The video begins with Metallica drummer Lars Ulrich starting the beat saying "En, to, tre, fire!" (taken from the live in studio performance of "The Unnamed Feeling") which translated from Danish means "One, two, three, four!" At the end of the video, a sentence appears on a black background, reading: "For all the souls impacted by San Quentin, your spirit will forever be a part of Metallica."

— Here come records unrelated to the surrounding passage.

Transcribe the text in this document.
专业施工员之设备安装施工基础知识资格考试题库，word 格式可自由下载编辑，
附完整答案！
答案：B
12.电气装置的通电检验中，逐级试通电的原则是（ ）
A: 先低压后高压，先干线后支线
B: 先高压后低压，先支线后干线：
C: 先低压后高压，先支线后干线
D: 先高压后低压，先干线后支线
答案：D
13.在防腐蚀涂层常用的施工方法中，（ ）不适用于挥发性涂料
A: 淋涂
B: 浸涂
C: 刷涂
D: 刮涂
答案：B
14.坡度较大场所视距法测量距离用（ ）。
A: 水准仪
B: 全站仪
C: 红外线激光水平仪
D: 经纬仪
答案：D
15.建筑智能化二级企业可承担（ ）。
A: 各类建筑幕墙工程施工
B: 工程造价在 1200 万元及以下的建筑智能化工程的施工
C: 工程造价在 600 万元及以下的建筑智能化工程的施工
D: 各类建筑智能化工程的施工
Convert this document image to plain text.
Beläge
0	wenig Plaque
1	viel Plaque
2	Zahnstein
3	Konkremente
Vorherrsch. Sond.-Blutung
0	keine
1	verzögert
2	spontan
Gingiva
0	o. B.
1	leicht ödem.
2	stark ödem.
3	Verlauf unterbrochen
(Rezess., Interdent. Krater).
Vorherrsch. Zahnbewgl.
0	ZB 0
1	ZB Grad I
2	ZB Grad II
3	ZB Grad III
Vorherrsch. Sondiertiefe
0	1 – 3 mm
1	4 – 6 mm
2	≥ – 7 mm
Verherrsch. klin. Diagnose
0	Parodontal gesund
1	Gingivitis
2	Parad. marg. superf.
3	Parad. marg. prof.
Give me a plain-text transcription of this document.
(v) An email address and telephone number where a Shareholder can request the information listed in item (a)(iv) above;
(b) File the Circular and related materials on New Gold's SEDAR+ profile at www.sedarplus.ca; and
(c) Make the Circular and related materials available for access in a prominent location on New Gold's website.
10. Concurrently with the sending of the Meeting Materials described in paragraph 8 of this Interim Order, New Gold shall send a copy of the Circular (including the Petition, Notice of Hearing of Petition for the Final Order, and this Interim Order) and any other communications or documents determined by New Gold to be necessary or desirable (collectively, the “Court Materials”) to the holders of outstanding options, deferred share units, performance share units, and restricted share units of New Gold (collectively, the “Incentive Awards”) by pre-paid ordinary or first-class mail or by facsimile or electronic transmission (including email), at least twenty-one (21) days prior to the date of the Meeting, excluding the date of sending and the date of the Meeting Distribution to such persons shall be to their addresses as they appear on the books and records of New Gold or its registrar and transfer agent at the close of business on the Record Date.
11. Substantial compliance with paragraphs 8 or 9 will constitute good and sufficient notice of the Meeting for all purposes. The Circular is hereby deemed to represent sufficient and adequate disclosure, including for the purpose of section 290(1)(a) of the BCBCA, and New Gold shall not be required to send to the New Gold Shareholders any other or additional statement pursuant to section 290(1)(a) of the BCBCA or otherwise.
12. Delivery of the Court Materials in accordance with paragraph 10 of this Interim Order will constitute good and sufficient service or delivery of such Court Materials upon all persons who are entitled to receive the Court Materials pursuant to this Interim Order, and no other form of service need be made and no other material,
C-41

It won a 2003 Metal Edge Readers' Choice Award for Video of the Year.

==Track listing==

International Single Part 1
| No. | Title | Length |
|---|---|---|
| 1. | "St. Anger" | 7:21 |
| 2. | "Commando" (Ramones cover) | 1:48 |
| 3. | "Today Your Love, Tomorrow the World" (Ramones cover) | 2:13 |

International Single Part 2
| No. | Title | Length |
|---|---|---|
| 1. | "St. Anger" | 7:21 |
| 2. | "Now I Wanna Sniff Some Glue" (Ramones cover) | 1:40 |
| 3. | "Cretin Hop" (Ramones cover) | 1:56 |

International 7" Vinyl Single
| No. | Title | Length |
|---|---|---|
| 1. | "St. Anger" | 7:21 |
| 2. | "We're a Happy Family" (Ramones cover) | 2:20 |

Japanese EP
| No. | Title | Length |
|---|---|---|
| 1. | "St. Anger" | 7:21 |
| 2. | "Commando" (Ramones cover) | 1:48 |
| 3. | "Today Your Love, Tomorrow the World" (Ramones cover) | 2:13 |
| 4. | "Now I Wanna Sniff Some Glue" (Ramones cover) | 1:40 |
| 5. | "We're a Happy Family" (Ramones cover) | 2:20 |

==Chart positions==

| Chart (2003) | Peak position |
|---|---|
| Australia (ARIA) | 15 |
| Austria (Ö3 Austria Top 40) | 17 |
| Belgium (Ultratop 50 Flanders) | 43 |
| Canada (Nielsen SoundScan) | 24 |
| Chile (Notimex) | 3 |
| Croatia (HRT) | 7 |
| Denmark (Tracklisten) | 4 |
| Finland (Suomen virallinen lista) | 5 |
| Germany (GfK) | 15 |
| Hungary (Single Top 40) | 5 |
| Ireland (IRMA) | 12 |
| Netherlands (Dutch Top 40) | 22 |
| New Zealand (Recorded Music NZ) | 38 |
| Norway (VG-lista) | 6 |
| Paraguay (Notimex) | 1 |
| Spain (Promusicae) | 4 |
| Sweden (Sverigetopplistan) | 9 |
| Switzerland (Schweizer Hitparade) | 28 |
| UK Singles (Official Charts) | 9 |
| US Bubbling Under Hot 100 (Billboard) | 7 |
| US Alternative Airplay (Billboard) | 17 |
| US Mainstream Rock (Billboard) | 2 |
| US Active Rock (Billboard) | 1 |
| US Heritage Rock (Billboard) | 5 |

==Certifications==

Certifications for "St. Anger"
| Region | Certification | Certified units/sales |
| Australia (ARIA) | Platinum | 70,000^{‡} |
^{‡} Sales+streaming figures based on certification alone.